Sometimes you will encounter a person who says they are constantly thinking about smoking or sometimes you yourself feel that you fit into this category of individual. Generally when a person says they are constantly thinking about smoking, people around them tries to share the advice to think about something else. First, there is an inaccuracy about what the ex-smoker is saying. He or she is not constantly thinking about smoking, rather, he or she is fixating on "one cigarette" or "one puff." It's hard to think about something else because one puff seems like such a wonderful concept. They are often reminiscing about one of the best cigarettes, or more accurately, about the sensation around one of the best fixes they ever had. It may be one the smoked 20 years earlier but that is the one they are focused on.
So what about thinking about something else? Well, it's hard to think of something else that can deliver such pleasure as this magic memory. Even if they successfully think of something else and overcome that urge, they walk away from the moment with a sense of longing or sadness with what they have just been deprived of again.

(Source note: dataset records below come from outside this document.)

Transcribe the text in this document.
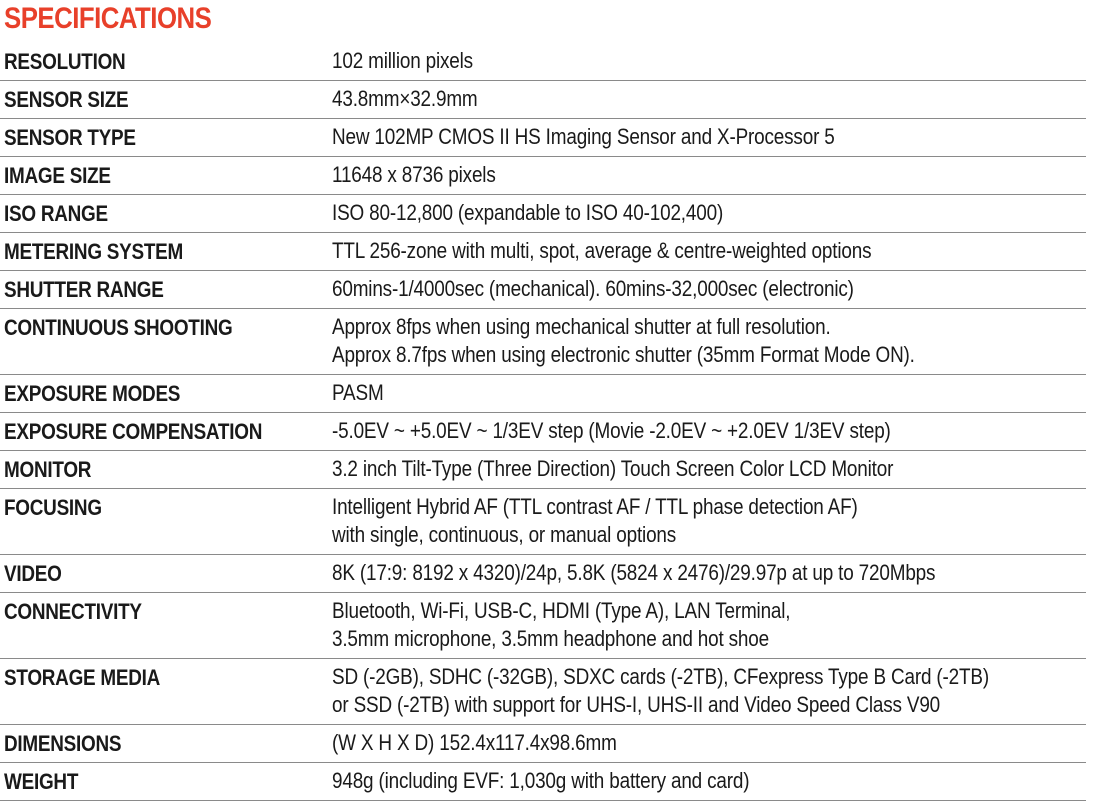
SPECIFICATIONS
RESOLUTION	102 million pixels
SENSOR SIZE	43.8mm×32.9mm
SENSOR TYPE	New 102MP CMOS II HS Imaging Sensor and X-Processor 5
IMAGE SIZE	11648 x 8736 pixels
ISO RANGE	ISO 80-12,800 (expandable to ISO 40-102,400)
METERING SYSTEM	TTL 256-zone with multi, spot, average & centre-weighted options
SHUTTER RANGE	60mins-1/4000sec (mechanical). 60mins-32,000sec (electronic)
CONTINUOUS SHOOTING	Approx 8fps when using mechanical shutter at full resolution.
Approx 8.7fps when using electronic shutter (35mm Format Mode ON).
EXPOSURE MODES	PASM
EXPOSURE COMPENSATION	-5.0EV ~ +5.0EV ~ 1/3EV step (Movie -2.0EV ~ +2.0EV 1/3EV step)
MONITOR	3.2 inch Tilt-Type (Three Direction) Touch Screen Color LCD Monitor
FOCUSING	Intelligent Hybrid AF (TTL contrast AF / TTL phase detection AF)
with single, continuous, or manual options
VIDEO	8K (17:9: 8192 x 4320)/24p, 5.8K (5824 x 2476)/29.97p at up to 720Mbps
CONNECTIVITY	Bluetooth, Wi-Fi, USB-C, HDMI (Type A), LAN Terminal,
3.5mm microphone, 3.5mm headphone and hot shoe
STORAGE MEDIA	SD (-2GB), SDHC (-32GB), SDXC cards (-2TB), CFexpress Type B Card (-2TB)
or SSD (-2TB) with support for UHS-I, UHS-II and Video Speed Class V90
DIMENSIONS	(W X H X D) 152.4x117.4x98.6mm
WEIGHT	948g (including EVF: 1,030g with battery and card)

So, what is an ex-smoker to do? Change the tactic. Instead of trying (often unsuccessfully) of something else, acknowledge the desire. Don't tell yourself you don't want one, you do and you know it. But remember there is a catch. To take the one you have to have all the others with it. And with the others, you have to take all the problems that go with "them." The smell, the expense, the embarrassment, social ostracization, the total loss of control, and the health implications. The health effects are the most serious of the implications considering they lead to slowly being crippled then death.
This is what to focus on when the thought of one creeps into consciousness, the package deal of smoking. Think about the hundreds of cigarettes that have to go with that first one weekly. Think about the thousands that go with that first one every year, or the hundreds of thousands that will go with it until it kills you. These are not exaggerated numbers. Do the math yourself; calculate how much you smoked in your lifetime and figure out how many more will be consumed if you didn't quit.
I am not saying to look at cigarettes negatively, just look at them exactly as they really were. If you pull the whole spectrum of smoking into focus, you will be able to walk away from the "urge" with the attitude that you are glad you are not doing that anymore. You won't feel deprived you will feel grateful. The more you remember smoking the less you will think about a cigarette. In a sense forcing yourself to remember will help you forget. Not forget smoking, but the fantasy, the appeal of a nicotine fix. A nicotine fix was not worth smoking for while you were a smoker, you can bet it is not worth it as an ex-smoker with freedom to lose now as well as all the other implications that always went with smoking.
In summing up, I will say that not smoking will never seem as good as the fantasy of smoking. But smoking was never that good either. The fantasy is "one" with no side effects, and no loss of control. The reality though is a dirty, disgusting, and deadly addiction. See them for what they are and you will stop wanting them as much.
Again, it can't be said too often, you are fighting for your health and your life. To win this fight is no more complicated than just keeping your commitment enforced to never take another puff!